Every reading is a 1–5 score with the visit time and crowd level. A venue's headline number is the average across all readings, shown alongside the sample count so you can judge the confidence.

  • 1Conversation-friendly. Easy to hear at a normal voice across the table.
  • 2Mild background. You can hear, but you notice the room.
  • 3Raised voice required. You're projecting; small groups still work.
  • 4Shouting territory. Conversation is a strain; hearing aids struggle.
  • 5Hearing protection. Sustained exposure risks hearing damage.

Decibel readings

Optionally, the submission form can capture a ~5-second sample from your phone microphone and estimate the dB SPL. We display the median across readings as supplementary context — never as the headline.

Phone-mic decibel readings are uncalibrated estimates for rough comparison only.

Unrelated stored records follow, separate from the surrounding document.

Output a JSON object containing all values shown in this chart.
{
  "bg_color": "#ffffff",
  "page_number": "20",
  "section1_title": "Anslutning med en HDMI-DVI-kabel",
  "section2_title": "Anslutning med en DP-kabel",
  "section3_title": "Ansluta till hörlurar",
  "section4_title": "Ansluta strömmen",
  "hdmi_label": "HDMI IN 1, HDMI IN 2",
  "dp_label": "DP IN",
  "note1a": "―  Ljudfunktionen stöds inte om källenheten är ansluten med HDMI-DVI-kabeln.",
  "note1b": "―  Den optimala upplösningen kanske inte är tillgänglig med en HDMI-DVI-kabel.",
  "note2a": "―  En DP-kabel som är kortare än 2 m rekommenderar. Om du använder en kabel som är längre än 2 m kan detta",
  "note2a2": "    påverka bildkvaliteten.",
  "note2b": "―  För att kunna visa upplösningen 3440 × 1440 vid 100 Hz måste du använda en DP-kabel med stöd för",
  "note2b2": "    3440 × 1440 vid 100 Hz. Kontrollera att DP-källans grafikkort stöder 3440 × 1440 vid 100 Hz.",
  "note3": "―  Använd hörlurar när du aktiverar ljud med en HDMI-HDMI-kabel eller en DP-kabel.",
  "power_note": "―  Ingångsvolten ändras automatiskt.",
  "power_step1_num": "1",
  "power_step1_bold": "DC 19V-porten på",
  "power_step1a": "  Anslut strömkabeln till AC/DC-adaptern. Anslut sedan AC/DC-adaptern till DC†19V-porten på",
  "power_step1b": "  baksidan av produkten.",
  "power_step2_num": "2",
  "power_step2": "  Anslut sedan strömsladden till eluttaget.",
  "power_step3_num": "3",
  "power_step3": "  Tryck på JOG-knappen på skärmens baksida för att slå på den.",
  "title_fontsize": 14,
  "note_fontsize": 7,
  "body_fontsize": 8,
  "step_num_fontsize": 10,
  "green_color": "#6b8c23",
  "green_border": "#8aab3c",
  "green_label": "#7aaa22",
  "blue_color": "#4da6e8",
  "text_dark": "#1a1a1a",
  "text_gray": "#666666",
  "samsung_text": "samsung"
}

Curious how the meter behaves? Try it from your couch — practice mode saves nothing.

Reference chart

Reference points for what a dB SPL reading sounds like in everyday life, and how long the NIOSH-recommended safe daily exposure is at that level (3 dB exchange rate from the 85 dB / 8-hour baseline).

dBLikeSafe daily exposure
30WhisperSafe to listen indefinitely
40Quiet librarySafe to listen indefinitely
50Refrigerator humSafe to listen indefinitely
60Normal conversationSafe to listen indefinitely
70Vacuum cleanerSafe to listen indefinitely
80Garbage disposal, heavy trafficSafe to listen indefinitely
85Snowblower / food processorSafe ~8 hr before damage risk
88Power toolsSafe ~4 hr before damage risk
91Subway train passingSafe ~2 hr before damage risk
94Hair dryer at arm's lengthSafe ~1 hr before damage risk
97MotorcycleSafe ~30 min before damage risk
100Chainsaw, drillSafe ~15 min before damage risk
103Helicopter, snowmobileSafe ~8 min before damage risk
106Loud night club, jackhammerSafe ~4 min before damage risk
109Leaf blowerSafe ~2 min before damage risk
112Rock concert front rowsSafe < 1 minute before damage risk
115Siren up closeSafe < 1 minute before damage risk
120Jet engine at distanceImmediate hearing-damage risk
130Jet engine, threshold of painImmediate hearing-damage risk

Source: NIOSH (National Institute for Occupational Safety and Health) recommended exposure limits.

Submission rules

  • 1–5 ratings can be submitted from anywhere — including from memory.
  • Decibel readings must be captured within half a mile of the venue (they only mean something on-site).
  • New venues are reviewed by a moderator before they appear on the map.
  • Submissions are rate-limited per device and per IP, and you can only review the same venue once every few hours, to slow abuse.
  • v1 is anonymous — accounts and venue claims are coming.

Privacy

We store your approximate location and IP address with each submission so we can enforce the geofence and clean up abuse. We do not display either publicly.